John owns stock in nine different companies, for a total of 21000 shares. If the number of shares he has in any company is not equal to the number of shares he has in any other company, does he own at least 3000 shares of C?

(1) John has more shares of company C stock than any other company's stock, except for company A and B.

(2) The number of shares of company C stock that John owns is less than 20% greater than the number of shares of any other company's stock that John owns.

QUICK SOLUTION FOR THIS PROBLEM

(1) Clearly insufficient.

(2) From the statement, we know that:
C< 1.2A
C<1.2B
C<1.2D
...
C<1.2I

If we sum all of these inequations, we get:
9.C < 1.2 . (21000 - C)

Therefore,
10.2 C < 25200
C< aprox 2471 < 3000 (SUFFICIENT)

ANS B
_________________

Please press "kudo" if this helped you!

John owns stock in nine different companies, for a total of 21,000 of stock. If the number of shares he has in any company is not equal to the number of shares he has in any other company, does he own at least 3,000 shares of Command C stock?
1) John has more shares of Company C stock than any other company's stock, except for Company A and Company B.
2) The number of shares of company C stock that John owns is less than 20% greater than the number of shares of any other company's stock that John owns.
_________________

In the study cave!

Remember that A and B are both more shares than C.

Let's assume that every number is AS LOW AS POSSIBLE to give C the most possible shares, since if we are definitively able to say that C is either less than or greater than 3000, it'll probably be less than based off of 21000/9 < 3000.

If C = 3000, and we use the informatino in part I, then B is at minimum 3001 and A is at minimum 3002. (again, we're using minimums to give C the most value possible to reach over 3000)

Therefore, if C is 3000 or greater, the remaining 6 have to be equal to 11,997 or LESS (let's call it 12000).

With B, if we assume that ALL of the remaining choices are within 20% of C, and we want to assume that they're as low as possible in order to give C the highest chance of being 3k or over, then the least they could be is = (3000 / 1.2).

Because there are SIX of them, and all of them have to be at least 3000 / 1.2, we get that the sum of the six has to be at least (3000) / (1.2) * (6)... the six and the 1.2 factors out neatly into a five, which means that the sum of the remaining six is AT LEAST 15000.

If we put the two parts together, in order for C to be 3000 or greater than the sum of the remaining six has to be both over 15000 and under 12000. This is impossible, so part 1 and part 2 of the information, combined, let us say definitively that the answer is no.

If we just use part II of the information, however, we get that, in order for A to be 3000 or greater, the sum of the remaining EIGHT choices must equal 2700 or less.

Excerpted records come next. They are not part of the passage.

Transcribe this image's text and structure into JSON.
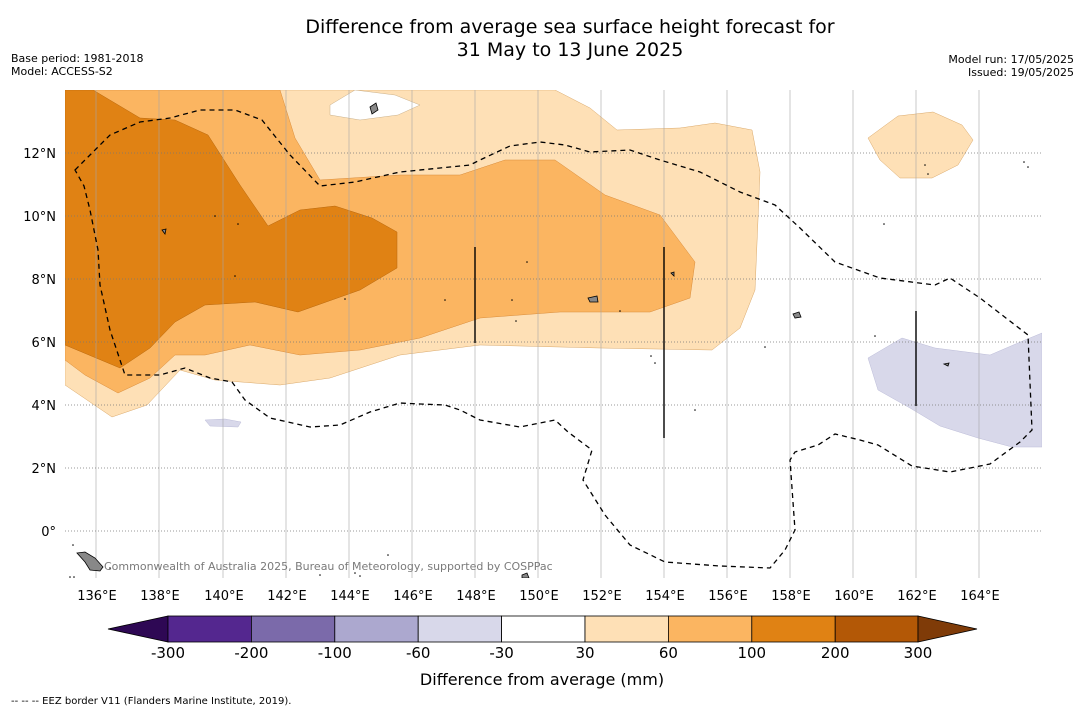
{
  "title_line1": "Difference from average sea surface height forecast for",
  "title_line2": "31 May to 13 June 2025",
  "base_period": "Base period: 1981-2018",
  "model": "Model: ACCESS-S2",
  "model_run": "Model run: 17/05/2025",
  "issued": "Issued: 19/05/2025",
  "credit": "Commonwealth of Australia 2025, Bureau of Meteorology, supported by COSPPac",
  "footnote": "-- -- -- EEZ border V11 (Flanders Marine Institute, 2019).",
  "lon_ticks": [
    "136°E",
    "138°E",
    "140°E",
    "142°E",
    "144°E",
    "146°E",
    "148°E",
    "150°E",
    "152°E",
    "154°E",
    "156°E",
    "158°E",
    "160°E",
    "162°E",
    "164°E"
  ],
  "lat_ticks": [
    "12°N",
    "10°N",
    "8°N",
    "6°N",
    "4°N",
    "2°N",
    "0°"
  ],
  "colorbar": {
    "title": "Difference from average (mm)",
    "labels": [
      "-300",
      "-200",
      "-100",
      "-60",
      "-30",
      "30",
      "60",
      "100",
      "200",
      "300"
    ],
    "colors": [
      "#2e0854",
      "#54278f",
      "#7b6aaa",
      "#aca8cf",
      "#d8d8ea",
      "#ffffff",
      "#fee0b6",
      "#fbb561",
      "#e08214",
      "#b35806",
      "#7f3b08"
    ]
  },
  "map_data": {
    "lon_range": [
      135,
      166
    ],
    "lat_range": [
      -1.5,
      14
    ]
  }
}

Combine this with the "less than 20% greater" and we have a lot of possibilities that do not definitively tell us anything.

Answer must be C.

EDIT: whoops i'm wrong. If C is 3000 or more, then the remaining 8 types of shares is = 18000 or less.

Using part II only, if C is 3000 or more, then the least the each of them can be is 3000 * .8 = 2400 or more. If there are 8 of them, then the sum of the 8 of them must be 19200 or more. Therefore, in order for C to be more than 3000, the sum of the remaining shares must be both less than 18000 and more than 19200... which is impossible.